Academic integrity is the pursuit of scholarly activity in an honest, truthful, and responsible manner. Violations of academic integrity include, but are not limited to, plagiarism, cheating on exams, falsification, unapproved collaboration, and destruction of library materials. Below are instances of violations with which all members of the academic community should be familiar.

A. Plagiarism:

Plagiarism occurs when individuals attempt to present as their own what has come from another source. Plagiarism takes place whether such theft is accidental or deliberate. It is no defense to claim that one has “forgotten” to document ideas or material taken from another source.

Examples of plagiarism include, but are not limited to:

  1. Using the ideas of another person, whether or not such ideas are paraphrased, from whatever source including oral, print, broadcast, or computer-mediated communication;
  2. Rewriting borrowed material by simply dropping a word here and there, substituting a few words for others, or moving around words or sentence;
  3. Presenting borrowed material, whether a phrase, sentence, or whole paragraphs without placing quotation marks around the borrowed material in the approved style;
  4. Presenting, as one’s own an assignment, paper, or computer program partially or wholly prepared by another person, whether by another student, friend, or by a business or on-line service that sells or distributes such papers and programs;
  5. Failing to use proper citation for information obtained from print sources or the internet, according to citation criteria specified by the instructor or in cases where instructor guidance is not given, by standard manuals of style (e.g. The Chicago Manual of Style).

B. Cheating

Cheating occurs when individuals use course materials, information or devices (e.g., programmable calculator, cell phone) when such is unauthorized or prohibited.

Examples of cheating include, but are not limited to:

  1. Having or using unauthorized materials, information or an unauthorized device at an examination, test or quiz;
  2. Copying from another student at an examination, test or quiz, or copying another student’s assignment, data or laboratory report;
  3. Permitting another student to copy from an assignment, paper, computer program, project, examination, test or quiz;
  4. Obtaining and/or using an unauthorized examination, test, or quiz prior to its administration;
  5. Having another person act as proxy to take an examination, test or quiz or to complete an assignment, paper, computer program, or project.

C. Falsification

Falsification occurs when individuals make false statements that mislead others. Examples of falsification include, but are not limited to:

  1. The submission or presentation of a falsified excuse for an absence from a course requirement, examination, test or quiz;
  2. The presentation of false identification or credentials in order to gain admission to a course, examination, test, quiz or degree program;
  3. The creation of a false or misleading citation;
  4. The manipulation or falsification of data for an academic assignment.

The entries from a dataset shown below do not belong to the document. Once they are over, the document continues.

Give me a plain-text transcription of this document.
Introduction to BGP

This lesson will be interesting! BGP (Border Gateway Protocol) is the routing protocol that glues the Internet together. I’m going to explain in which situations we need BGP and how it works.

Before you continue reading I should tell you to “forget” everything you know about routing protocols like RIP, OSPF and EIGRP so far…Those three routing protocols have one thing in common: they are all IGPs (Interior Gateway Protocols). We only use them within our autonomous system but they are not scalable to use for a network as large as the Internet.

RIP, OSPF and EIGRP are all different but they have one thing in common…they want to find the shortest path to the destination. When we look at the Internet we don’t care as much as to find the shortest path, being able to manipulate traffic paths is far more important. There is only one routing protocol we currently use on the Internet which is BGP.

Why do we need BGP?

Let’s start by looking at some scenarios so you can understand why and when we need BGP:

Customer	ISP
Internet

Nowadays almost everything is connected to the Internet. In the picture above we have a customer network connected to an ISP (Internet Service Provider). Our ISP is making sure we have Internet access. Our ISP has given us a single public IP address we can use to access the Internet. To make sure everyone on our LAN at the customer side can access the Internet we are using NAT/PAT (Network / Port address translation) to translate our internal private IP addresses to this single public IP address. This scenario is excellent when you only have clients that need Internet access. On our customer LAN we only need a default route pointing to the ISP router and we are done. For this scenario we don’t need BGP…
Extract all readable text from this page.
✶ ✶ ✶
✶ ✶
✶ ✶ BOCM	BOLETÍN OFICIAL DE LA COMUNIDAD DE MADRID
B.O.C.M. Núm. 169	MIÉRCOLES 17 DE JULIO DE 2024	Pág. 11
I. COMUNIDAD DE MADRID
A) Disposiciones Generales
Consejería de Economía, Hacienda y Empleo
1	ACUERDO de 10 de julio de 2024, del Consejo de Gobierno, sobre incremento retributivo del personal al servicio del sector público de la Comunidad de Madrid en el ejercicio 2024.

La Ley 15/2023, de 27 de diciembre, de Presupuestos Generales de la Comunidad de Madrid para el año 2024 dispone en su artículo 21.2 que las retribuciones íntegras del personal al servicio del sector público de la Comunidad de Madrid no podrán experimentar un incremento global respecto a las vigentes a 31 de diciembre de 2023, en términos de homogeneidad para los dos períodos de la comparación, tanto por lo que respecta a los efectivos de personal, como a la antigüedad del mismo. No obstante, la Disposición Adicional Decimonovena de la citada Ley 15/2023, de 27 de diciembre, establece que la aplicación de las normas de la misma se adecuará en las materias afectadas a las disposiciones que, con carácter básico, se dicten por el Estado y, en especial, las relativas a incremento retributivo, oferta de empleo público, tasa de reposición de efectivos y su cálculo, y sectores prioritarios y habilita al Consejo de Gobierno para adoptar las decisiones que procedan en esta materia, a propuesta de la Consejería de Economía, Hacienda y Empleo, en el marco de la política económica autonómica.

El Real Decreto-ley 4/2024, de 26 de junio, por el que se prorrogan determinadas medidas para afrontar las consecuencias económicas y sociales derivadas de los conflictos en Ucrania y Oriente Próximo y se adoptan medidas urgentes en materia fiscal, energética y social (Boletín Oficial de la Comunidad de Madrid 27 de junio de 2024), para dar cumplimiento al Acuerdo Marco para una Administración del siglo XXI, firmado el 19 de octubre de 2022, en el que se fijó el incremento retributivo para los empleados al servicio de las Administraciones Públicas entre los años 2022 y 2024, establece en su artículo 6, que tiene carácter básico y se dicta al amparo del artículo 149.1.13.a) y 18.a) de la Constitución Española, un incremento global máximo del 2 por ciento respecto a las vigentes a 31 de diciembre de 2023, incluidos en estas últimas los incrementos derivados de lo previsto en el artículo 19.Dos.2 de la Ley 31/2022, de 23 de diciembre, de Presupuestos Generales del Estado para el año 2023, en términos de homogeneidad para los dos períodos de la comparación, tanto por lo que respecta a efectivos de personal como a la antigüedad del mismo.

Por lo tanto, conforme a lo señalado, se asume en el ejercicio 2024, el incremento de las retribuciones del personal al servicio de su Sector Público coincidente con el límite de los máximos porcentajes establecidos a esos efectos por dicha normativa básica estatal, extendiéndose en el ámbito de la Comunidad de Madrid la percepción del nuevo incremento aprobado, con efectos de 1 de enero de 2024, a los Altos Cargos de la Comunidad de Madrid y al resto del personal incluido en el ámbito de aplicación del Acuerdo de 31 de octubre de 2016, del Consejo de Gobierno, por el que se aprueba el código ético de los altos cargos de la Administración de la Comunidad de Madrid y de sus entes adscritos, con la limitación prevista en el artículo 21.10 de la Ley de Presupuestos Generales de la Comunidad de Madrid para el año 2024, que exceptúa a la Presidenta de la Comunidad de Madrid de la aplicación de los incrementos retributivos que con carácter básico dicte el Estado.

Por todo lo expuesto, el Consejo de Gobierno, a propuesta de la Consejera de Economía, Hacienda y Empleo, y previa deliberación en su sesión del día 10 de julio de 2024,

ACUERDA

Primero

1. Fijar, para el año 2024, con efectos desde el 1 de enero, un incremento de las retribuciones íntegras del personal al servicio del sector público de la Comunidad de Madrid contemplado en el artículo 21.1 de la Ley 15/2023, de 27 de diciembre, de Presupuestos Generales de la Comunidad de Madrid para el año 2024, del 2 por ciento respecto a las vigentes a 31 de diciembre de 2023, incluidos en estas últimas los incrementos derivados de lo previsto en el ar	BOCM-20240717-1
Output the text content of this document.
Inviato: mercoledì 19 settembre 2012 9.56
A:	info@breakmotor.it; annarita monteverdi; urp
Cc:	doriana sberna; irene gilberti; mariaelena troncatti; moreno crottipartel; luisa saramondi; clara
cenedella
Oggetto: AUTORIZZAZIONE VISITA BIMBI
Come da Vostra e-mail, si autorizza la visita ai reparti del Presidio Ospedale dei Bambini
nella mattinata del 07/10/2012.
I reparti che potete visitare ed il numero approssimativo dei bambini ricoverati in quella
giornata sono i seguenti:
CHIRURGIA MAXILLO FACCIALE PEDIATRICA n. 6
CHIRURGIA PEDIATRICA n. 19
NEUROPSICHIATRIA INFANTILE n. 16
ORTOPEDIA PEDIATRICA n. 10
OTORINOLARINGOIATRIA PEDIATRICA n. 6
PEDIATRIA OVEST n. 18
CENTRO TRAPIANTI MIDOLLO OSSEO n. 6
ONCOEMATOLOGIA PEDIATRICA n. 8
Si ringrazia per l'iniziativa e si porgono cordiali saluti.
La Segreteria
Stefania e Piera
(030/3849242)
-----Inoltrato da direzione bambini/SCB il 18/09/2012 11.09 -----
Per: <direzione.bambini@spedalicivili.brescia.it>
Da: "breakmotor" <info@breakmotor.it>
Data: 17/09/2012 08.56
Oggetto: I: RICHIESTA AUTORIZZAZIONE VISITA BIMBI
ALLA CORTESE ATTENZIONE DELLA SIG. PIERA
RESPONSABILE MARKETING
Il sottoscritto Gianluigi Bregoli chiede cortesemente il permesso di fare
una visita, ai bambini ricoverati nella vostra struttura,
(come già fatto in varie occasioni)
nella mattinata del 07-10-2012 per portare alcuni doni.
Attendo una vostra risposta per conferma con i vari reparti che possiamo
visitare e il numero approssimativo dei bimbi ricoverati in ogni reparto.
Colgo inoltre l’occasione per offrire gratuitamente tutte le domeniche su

D. Unapproved Collaboration

Certain coursework and assignments such as team projects, papers, and laboratory work may involve collaboration. Unless expressly permitted or prescribed by the faculty member, students shall not engage in collaboration on graded assignments. It is the student's responsibility to ask for clarification from a faculty member to what extent, if at all, collaboration with others is allowed.

E. Other Violations of Academic Integrity

Additional violations of academic integrity include, but are not limited to:

  1. Theft, destruction, or tampering with library materials, audio and videotapes, computer hardware or software;
  2. Submission of a paper or project to more than one course during the time in which a student is attending Fordham University, without the explicit permission from all the instructors involved;
  3. Submission of work previously done in high school or at another institution, whether modified or not, without permission of the instructor.